L’Union européenne et le Japon veulent également coopérer pour répondre aux défis majeurs de notre temps que sont la prolifération des armes de destruction massive (Corée du Nord, Iran…), le terrorisme, le changement climatique et la pauvreté. Les deux acteurs soutiennent également un multilatéralisme effectif et une coopération accrue dans des secteurs vitaux pour la sécurité comme la science et les nouvelles technologies, l’espace, le cyberespace et la gouvernance d’Internet.
La sécurité maritime constitue un élément particulièrement important dans le partenariat UE-Japon, comme c’est le cas dans les relations entre la France et le Japon. Il s’agit là encore de promouvoir le respect de la CUNDM et des règles de droit, la liberté de navigation et de survol, et l’exploitation durable des ressources de la mer.
Le partenariat stratégique porte donc la relation UE-Japon au-delà de la dimension, traditionnelle, de l’économie, qui a dominé cette relation de 1959 aux années 1990, vers une dimension nouvelle, imposée par la prééminence des risques liés à l’émergence de puissances qui, comme la Chine, remettent en cause le statu quo de l’ordre libéral international construit après la Seconde Guerre mondiale. Ni le Japon ni l’Union européenne ne sont des acteurs militaires, mais tous deux mettent en avant des actions qui auraient été impensables il y a quelques années, telles que la nécessaire coordination – pour plus de visibilité et d’efficacité – de la présence navale des pays européen dans la zone Indo-Pacifique. C’est la proposition que le ministre français de la Défense Jean-Yves Le Drian avait faite à l’occasion du dialogue Shangri La sur la sécurité en Asie dès 2016.
L’Union européenne et ses États membres, l’OTAN et le Japon partagent une même vision pour un Indo-Pacifique libre et ouvert, concept mis en avant par le Premier ministre Abe dès 2007 dans un discours prononcé devant le Parlement indien. Le partenariat stratégique entre l’Union européenne et le Japon est l’une des concrétisations de cette vision commune.

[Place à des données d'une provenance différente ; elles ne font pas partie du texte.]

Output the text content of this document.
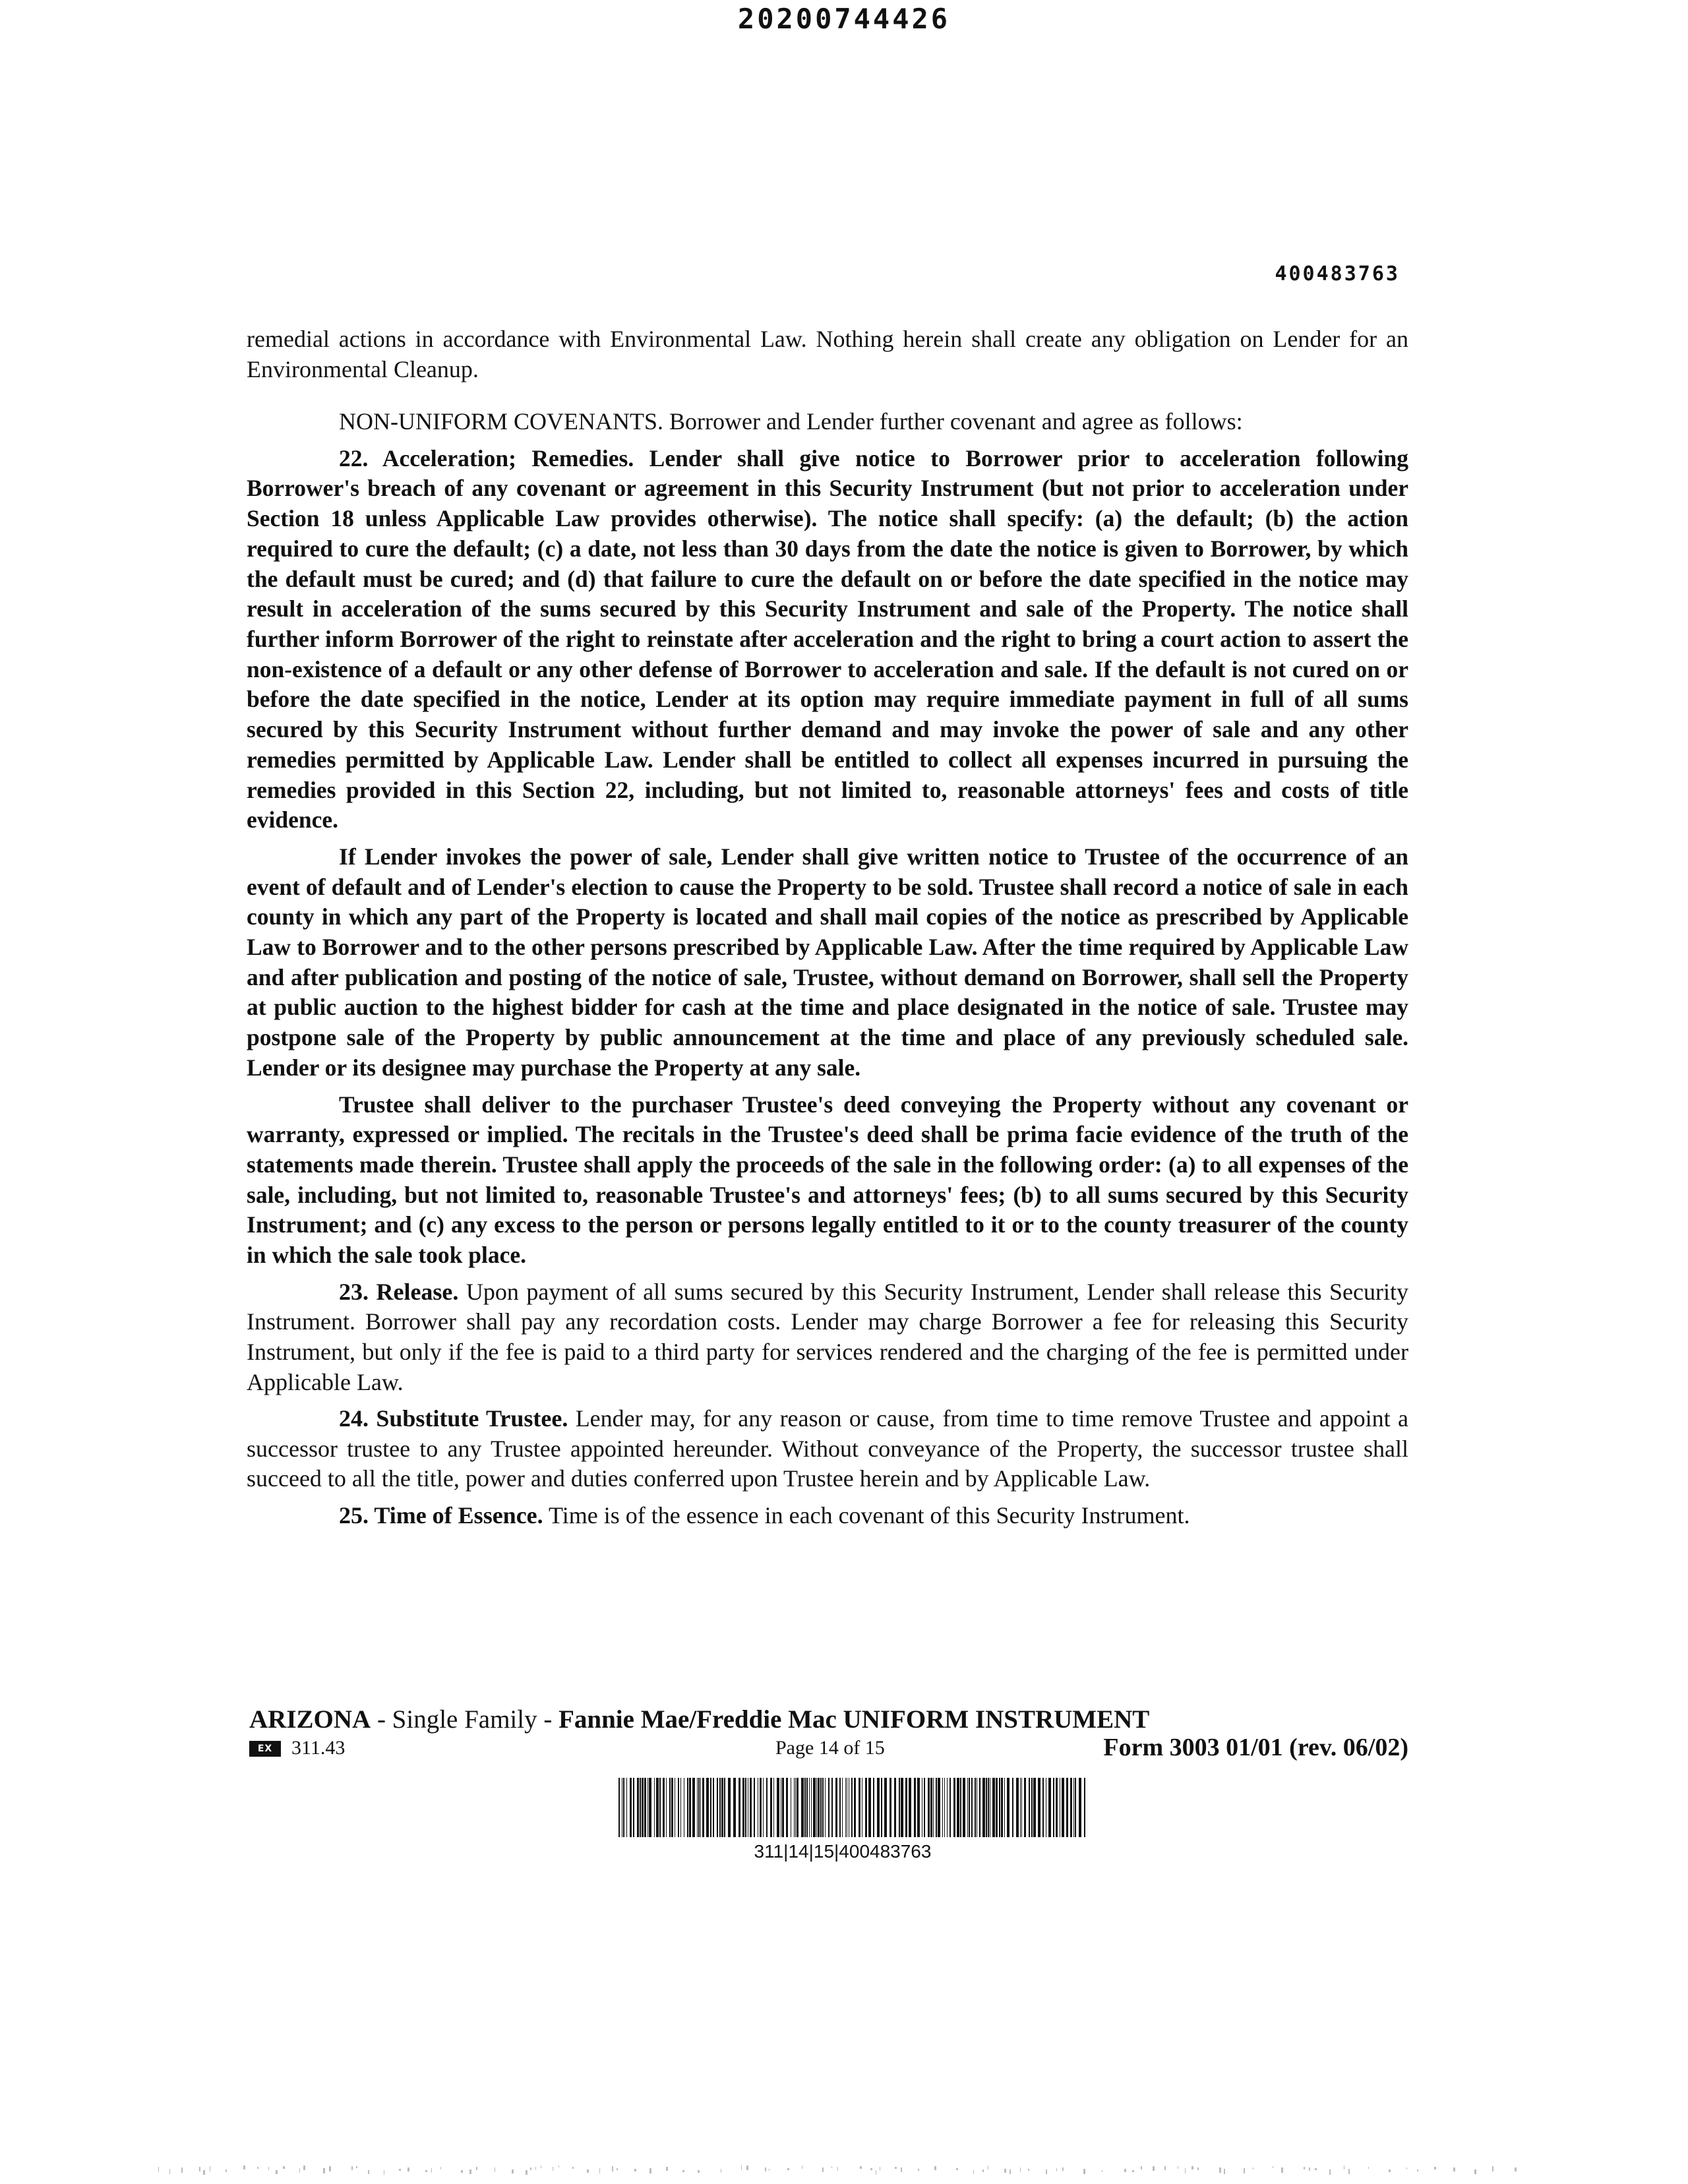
20200744426
400483763

remedial actions in accordance with Environmental Law. Nothing herein shall create any obligation on Lender for an Environmental Cleanup.

NON-UNIFORM COVENANTS. Borrower and Lender further covenant and agree as follows:

22. Acceleration; Remedies. Lender shall give notice to Borrower prior to acceleration following Borrower's breach of any covenant or agreement in this Security Instrument (but not prior to acceleration under Section 18 unless Applicable Law provides otherwise). The notice shall specify: (a) the default; (b) the action required to cure the default; (c) a date, not less than 30 days from the date the notice is given to Borrower, by which the default must be cured; and (d) that failure to cure the default on or before the date specified in the notice may result in acceleration of the sums secured by this Security Instrument and sale of the Property. The notice shall further inform Borrower of the right to reinstate after acceleration and the right to bring a court action to assert the non-existence of a default or any other defense of Borrower to acceleration and sale. If the default is not cured on or before the date specified in the notice, Lender at its option may require immediate payment in full of all sums secured by this Security Instrument without further demand and may invoke the power of sale and any other remedies permitted by Applicable Law. Lender shall be entitled to collect all expenses incurred in pursuing the remedies provided in this Section 22, including, but not limited to, reasonable attorneys' fees and costs of title evidence.

If Lender invokes the power of sale, Lender shall give written notice to Trustee of the occurrence of an event of default and of Lender's election to cause the Property to be sold. Trustee shall record a notice of sale in each county in which any part of the Property is located and shall mail copies of the notice as prescribed by Applicable Law to Borrower and to the other persons prescribed by Applicable Law. After the time required by Applicable Law and after publication and posting of the notice of sale, Trustee, without demand on Borrower, shall sell the Property at public auction to the highest bidder for cash at the time and place designated in the notice of sale. Trustee may postpone sale of the Property by public announcement at the time and place of any previously scheduled sale. Lender or its designee may purchase the Property at any sale.

Trustee shall deliver to the purchaser Trustee's deed conveying the Property without any covenant or warranty, expressed or implied. The recitals in the Trustee's deed shall be prima facie evidence of the truth of the statements made therein. Trustee shall apply the proceeds of the sale in the following order: (a) to all expenses of the sale, including, but not limited to, reasonable Trustee's and attorneys' fees; (b) to all sums secured by this Security Instrument; and (c) any excess to the person or persons legally entitled to it or to the county treasurer of the county in which the sale took place.

23. Release. Upon payment of all sums secured by this Security Instrument, Lender shall release this Security Instrument. Borrower shall pay any recordation costs. Lender may charge Borrower a fee for releasing this Security Instrument, but only if the fee is paid to a third party for services rendered and the charging of the fee is permitted under Applicable Law.

24. Substitute Trustee. Lender may, for any reason or cause, from time to time remove Trustee and appoint a successor trustee to any Trustee appointed hereunder. Without conveyance of the Property, the successor trustee shall succeed to all the title, power and duties conferred upon Trustee herein and by Applicable Law.

25. Time of Essence. Time is of the essence in each covenant of this Security Instrument.

ARIZONA - Single Family - Fannie Mae/Freddie Mac UNIFORM INSTRUMENT
EX 311.43	Page 14 of 15	Form 3003 01/01 (rev. 06/02)
311|14|15|400483763
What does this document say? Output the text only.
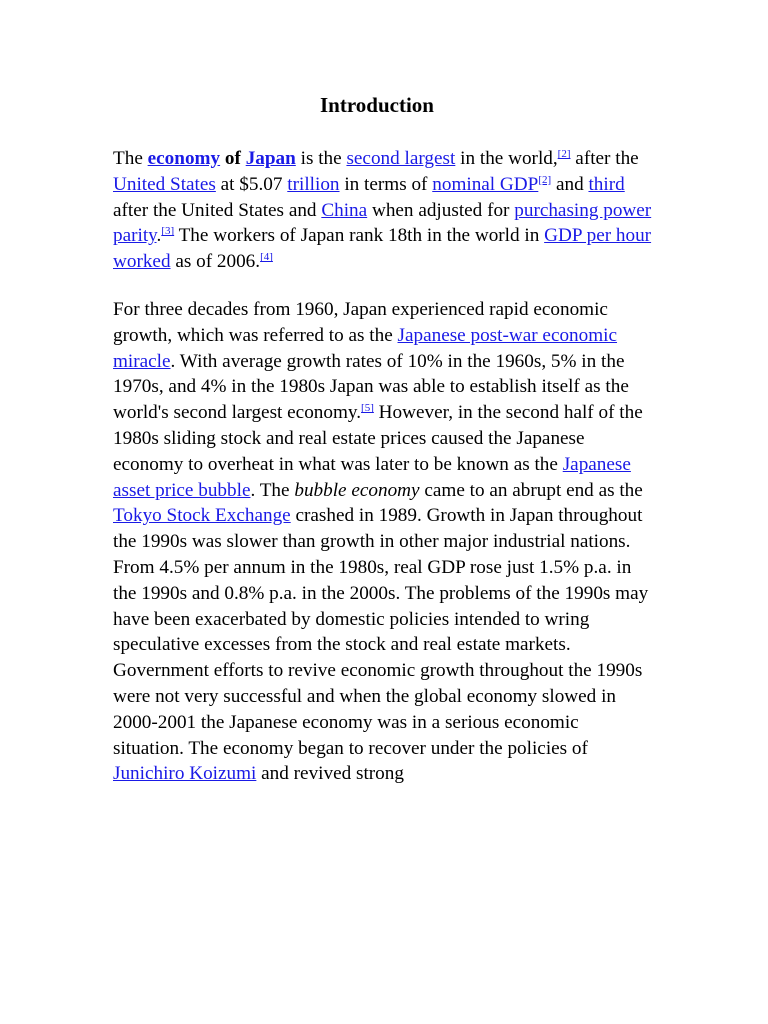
Introduction

The economy of Japan is the second largest in the world,[2] after the United States at $5.07 trillion in terms of nominal GDP[2] and third after the United States and China when adjusted for purchasing power parity.[3] The workers of Japan rank 18th in the world in GDP per hour worked as of 2006.[4]

For three decades from 1960, Japan experienced rapid economic growth, which was referred to as the Japanese post-war economic miracle. With average growth rates of 10% in the 1960s, 5% in the 1970s, and 4% in the 1980s Japan was able to establish itself as the world's second largest economy.[5] However, in the second half of the 1980s sliding stock and real estate prices caused the Japanese economy to overheat in what was later to be known as the Japanese asset price bubble. The bubble economy came to an abrupt end as the Tokyo Stock Exchange crashed in 1989. Growth in Japan throughout the 1990s was slower than growth in other major industrial nations. From 4.5% per annum in the 1980s, real GDP rose just 1.5% p.a. in the 1990s and 0.8% p.a. in the 2000s. The problems of the 1990s may have been exacerbated by domestic policies intended to wring speculative excesses from the stock and real estate markets. Government efforts to revive economic growth throughout the 1990s were not very successful and when the global economy slowed in 2000-2001 the Japanese economy was in a serious economic situation. The economy began to recover under the policies of Junichiro Koizumi and revived strong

Le Japon doit publier en 2022 une nouvelle stratégie de sécurité nationale, qui succèdera à la première édition de 2013. Ce sera l’occasion pour Tokyo de confirmer l’élargissement de sa vision stratégique, qui englobe désormais de nombreux partenaires, dont l’Union européenne et ses États membres, en complément de l’alliance avec les États-Unis, qui demeure la pierre angulaire de la stabilité en Asie. Dans le même temps, et tout particulièrement à la lumière de la guerre en Ukraine, la France et l’Union européenne peuvent approfondit les échanges sur des concepts aussi complexes que celui d’autonomie stratégique, qui ne signifie pas éloignement de l’allié américain contrairement à ce que certains experts peuvent craindre au Japon.